サンジはこそりとゾロの横顔を窺った。凛々しく一本気で強情な彼の横顔を、サンジはひそかに気に入っている。横顔だけではない。汗の流れるこめかみも、剣を操る腕も、自分より大きく逞しい掌も、傷のない背も傷のある胸も、すぐ迷子になる帰巣能力に乏しい方向感覚も、真剣な眼差しも笑った顔も憎らしい顔も、何もかもを気に入っている。
だが彼は、時にそんな彼を愛おしいと思っている自分や、大切な仲間たちをかなぐり捨てて、平気で死と間近に接してしまう。

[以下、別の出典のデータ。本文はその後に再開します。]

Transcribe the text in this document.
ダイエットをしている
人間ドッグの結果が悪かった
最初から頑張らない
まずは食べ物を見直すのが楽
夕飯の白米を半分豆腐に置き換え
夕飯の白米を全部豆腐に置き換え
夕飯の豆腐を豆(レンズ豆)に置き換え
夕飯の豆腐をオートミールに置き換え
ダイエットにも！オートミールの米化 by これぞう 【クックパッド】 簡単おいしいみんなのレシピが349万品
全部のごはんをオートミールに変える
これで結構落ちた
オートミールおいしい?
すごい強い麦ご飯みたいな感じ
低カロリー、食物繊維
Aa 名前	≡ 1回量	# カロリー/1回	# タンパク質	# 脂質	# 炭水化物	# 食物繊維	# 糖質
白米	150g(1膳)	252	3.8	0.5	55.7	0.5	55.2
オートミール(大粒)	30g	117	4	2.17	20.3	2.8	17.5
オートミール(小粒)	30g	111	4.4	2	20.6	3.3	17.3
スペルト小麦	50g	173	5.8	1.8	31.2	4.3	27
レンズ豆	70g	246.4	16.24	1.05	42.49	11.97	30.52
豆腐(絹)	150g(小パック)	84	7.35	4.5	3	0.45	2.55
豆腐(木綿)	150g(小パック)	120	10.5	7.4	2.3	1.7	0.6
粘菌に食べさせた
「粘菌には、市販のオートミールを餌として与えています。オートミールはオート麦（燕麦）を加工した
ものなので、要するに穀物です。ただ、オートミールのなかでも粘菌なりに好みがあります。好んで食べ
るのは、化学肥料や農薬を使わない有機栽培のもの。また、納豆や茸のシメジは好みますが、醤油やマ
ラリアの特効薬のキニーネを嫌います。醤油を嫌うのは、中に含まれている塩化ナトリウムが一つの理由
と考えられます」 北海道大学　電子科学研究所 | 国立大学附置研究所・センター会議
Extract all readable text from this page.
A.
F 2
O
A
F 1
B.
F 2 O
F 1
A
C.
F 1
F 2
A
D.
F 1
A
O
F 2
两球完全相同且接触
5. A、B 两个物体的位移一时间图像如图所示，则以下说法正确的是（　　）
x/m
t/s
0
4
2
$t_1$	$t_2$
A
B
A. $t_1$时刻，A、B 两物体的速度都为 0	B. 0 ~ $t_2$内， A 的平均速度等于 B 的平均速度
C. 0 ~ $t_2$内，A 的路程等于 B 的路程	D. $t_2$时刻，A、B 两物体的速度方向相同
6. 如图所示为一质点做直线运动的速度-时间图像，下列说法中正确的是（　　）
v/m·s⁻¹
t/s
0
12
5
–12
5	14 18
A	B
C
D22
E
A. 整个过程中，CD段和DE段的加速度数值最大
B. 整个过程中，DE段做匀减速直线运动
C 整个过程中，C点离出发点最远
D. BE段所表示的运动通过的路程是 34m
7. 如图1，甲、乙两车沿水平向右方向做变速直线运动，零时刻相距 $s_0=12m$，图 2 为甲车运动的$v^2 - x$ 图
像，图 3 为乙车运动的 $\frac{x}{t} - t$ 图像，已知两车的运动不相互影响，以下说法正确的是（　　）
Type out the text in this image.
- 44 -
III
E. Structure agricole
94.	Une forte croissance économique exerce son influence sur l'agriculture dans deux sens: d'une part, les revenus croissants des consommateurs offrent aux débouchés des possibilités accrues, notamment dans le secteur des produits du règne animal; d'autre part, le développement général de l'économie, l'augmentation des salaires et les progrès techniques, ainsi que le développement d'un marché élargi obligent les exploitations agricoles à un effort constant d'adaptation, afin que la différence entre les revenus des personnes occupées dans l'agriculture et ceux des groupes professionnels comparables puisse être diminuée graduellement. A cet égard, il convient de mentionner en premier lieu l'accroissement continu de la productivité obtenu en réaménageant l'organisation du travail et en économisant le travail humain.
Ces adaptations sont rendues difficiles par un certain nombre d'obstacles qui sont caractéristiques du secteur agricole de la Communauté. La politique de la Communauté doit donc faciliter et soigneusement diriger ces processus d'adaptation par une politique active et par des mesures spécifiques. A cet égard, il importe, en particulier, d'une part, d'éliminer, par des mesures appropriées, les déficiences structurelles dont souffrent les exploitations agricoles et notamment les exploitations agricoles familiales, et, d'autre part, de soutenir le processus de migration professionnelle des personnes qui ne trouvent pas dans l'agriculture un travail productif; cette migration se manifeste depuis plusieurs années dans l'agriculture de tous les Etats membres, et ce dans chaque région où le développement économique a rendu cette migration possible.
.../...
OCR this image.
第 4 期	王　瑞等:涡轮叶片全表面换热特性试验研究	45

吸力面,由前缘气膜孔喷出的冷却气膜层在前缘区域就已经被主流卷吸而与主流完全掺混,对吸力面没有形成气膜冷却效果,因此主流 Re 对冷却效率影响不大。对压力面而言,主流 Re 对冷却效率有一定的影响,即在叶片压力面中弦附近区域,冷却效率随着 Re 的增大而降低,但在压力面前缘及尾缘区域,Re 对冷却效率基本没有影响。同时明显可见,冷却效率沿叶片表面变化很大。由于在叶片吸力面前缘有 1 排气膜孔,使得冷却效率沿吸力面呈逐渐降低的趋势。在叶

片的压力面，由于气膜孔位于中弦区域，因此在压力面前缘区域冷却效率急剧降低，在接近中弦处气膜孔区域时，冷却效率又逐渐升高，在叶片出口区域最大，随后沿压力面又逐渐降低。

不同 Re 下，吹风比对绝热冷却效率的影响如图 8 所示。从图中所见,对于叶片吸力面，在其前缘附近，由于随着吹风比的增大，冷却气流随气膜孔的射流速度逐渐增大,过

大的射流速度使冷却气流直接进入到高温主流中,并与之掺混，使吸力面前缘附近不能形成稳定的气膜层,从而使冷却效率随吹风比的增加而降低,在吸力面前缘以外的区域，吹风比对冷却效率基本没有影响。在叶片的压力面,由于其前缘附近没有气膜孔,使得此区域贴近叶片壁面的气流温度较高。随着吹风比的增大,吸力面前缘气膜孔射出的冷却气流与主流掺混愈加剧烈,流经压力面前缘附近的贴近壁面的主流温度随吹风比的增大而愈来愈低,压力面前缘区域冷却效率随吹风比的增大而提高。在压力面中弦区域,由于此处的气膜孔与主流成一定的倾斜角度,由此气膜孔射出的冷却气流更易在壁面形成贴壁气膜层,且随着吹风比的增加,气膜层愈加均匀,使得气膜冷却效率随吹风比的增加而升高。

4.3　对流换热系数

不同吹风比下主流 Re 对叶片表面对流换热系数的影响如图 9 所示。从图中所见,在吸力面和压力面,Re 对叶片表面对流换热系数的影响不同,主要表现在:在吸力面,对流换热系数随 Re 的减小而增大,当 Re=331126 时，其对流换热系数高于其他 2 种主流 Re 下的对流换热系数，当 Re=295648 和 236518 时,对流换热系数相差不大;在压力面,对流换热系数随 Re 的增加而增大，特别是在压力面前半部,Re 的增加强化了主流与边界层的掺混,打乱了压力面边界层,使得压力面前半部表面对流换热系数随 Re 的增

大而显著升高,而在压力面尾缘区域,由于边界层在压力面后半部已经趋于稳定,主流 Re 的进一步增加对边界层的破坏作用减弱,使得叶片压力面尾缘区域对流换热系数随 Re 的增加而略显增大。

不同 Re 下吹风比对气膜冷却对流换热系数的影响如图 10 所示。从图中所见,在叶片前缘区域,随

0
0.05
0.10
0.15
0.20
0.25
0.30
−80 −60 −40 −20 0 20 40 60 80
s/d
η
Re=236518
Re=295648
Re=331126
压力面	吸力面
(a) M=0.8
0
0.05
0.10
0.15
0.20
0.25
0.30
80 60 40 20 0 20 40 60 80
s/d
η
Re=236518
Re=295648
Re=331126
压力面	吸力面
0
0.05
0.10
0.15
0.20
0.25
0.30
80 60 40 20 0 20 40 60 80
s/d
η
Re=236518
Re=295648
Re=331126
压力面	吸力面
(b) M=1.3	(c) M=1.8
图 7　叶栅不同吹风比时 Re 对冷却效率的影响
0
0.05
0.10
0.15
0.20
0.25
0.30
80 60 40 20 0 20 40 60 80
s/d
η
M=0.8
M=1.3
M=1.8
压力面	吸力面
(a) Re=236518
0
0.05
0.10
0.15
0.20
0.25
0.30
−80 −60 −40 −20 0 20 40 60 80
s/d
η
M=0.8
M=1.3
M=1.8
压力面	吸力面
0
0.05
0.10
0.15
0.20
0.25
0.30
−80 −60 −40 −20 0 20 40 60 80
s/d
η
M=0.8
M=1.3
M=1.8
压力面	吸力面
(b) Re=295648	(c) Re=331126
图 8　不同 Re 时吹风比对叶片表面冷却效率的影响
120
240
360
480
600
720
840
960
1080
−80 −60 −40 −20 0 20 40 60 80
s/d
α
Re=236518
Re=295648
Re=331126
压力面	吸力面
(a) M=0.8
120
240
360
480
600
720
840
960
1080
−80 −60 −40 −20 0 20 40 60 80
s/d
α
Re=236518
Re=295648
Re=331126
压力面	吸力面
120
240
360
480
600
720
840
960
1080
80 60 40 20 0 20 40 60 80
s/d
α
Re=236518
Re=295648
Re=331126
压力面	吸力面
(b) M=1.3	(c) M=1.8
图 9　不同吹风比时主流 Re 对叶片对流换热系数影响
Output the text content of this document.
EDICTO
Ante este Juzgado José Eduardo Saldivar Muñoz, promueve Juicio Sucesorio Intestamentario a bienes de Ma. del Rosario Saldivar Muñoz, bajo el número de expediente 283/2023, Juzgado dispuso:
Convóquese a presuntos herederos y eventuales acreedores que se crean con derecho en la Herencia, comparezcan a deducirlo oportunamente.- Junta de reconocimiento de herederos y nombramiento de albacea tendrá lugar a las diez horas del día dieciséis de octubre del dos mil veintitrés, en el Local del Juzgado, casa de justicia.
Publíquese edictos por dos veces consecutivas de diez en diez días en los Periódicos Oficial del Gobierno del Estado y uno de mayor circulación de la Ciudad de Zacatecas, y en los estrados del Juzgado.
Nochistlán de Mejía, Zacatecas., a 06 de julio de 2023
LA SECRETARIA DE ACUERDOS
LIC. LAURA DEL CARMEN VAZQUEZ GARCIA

つい先日も、己で己の脚を切った。仲間を助けるためだったからと本人は言うが、足首から先がなくて――おまけに血を流しながら、満足に敵と戦えるものか。自身の体を支えることすら難しいと、斬るより先にわかりそうなものを。
何故、この男は平然としていられるのだろう。何故、自分は平然としていられないのだろう。
苛立たしく思いながら、酒を呷った。
「おい」
「……あ?」
顔を上げると、眉を顰めたゾロと目が合う。表情に出さないように動揺した。
「辛気臭ェ面してんじゃねェよ」
酒がまずくなると言いながら、ラムの瓶を呷った。嚥下の動きを見せる咽喉から目を逸らせず、不審に思われるだろうかと怯えた。
「……なんで、斬った」
今度はゾロがサンジの発言を理解しかねる表情で、首を傾げた。
「脚。なんで斬った」
「……俺が動けりゃなんとかなるだろうと思った。それと、蝋燭野郎にあのまんまやられてやるのは癪だった」
「馬鹿か、おまえ」
「ああ?」
不穏な空気を撒きながら、ゾロはサンジの横顔を睨む。しかし顔は髪に隠れ、どんな表情をしているのかわからない。
「馬鹿だ、おまえは」
やられるほうの身にもなれ。
サンジの罵倒を、ゾロは左の眉を跳ね上げて聞いた。反論しようとしてできなかったのは、罵倒しているはずの男のほうが深く傷付いているような顔をしているからだ。
紫煙に気を取られたふりをして、開きかけた口を閉ざし、残りのラムを飲み干した。
沈黙はまるで、無言の抗議のようだった。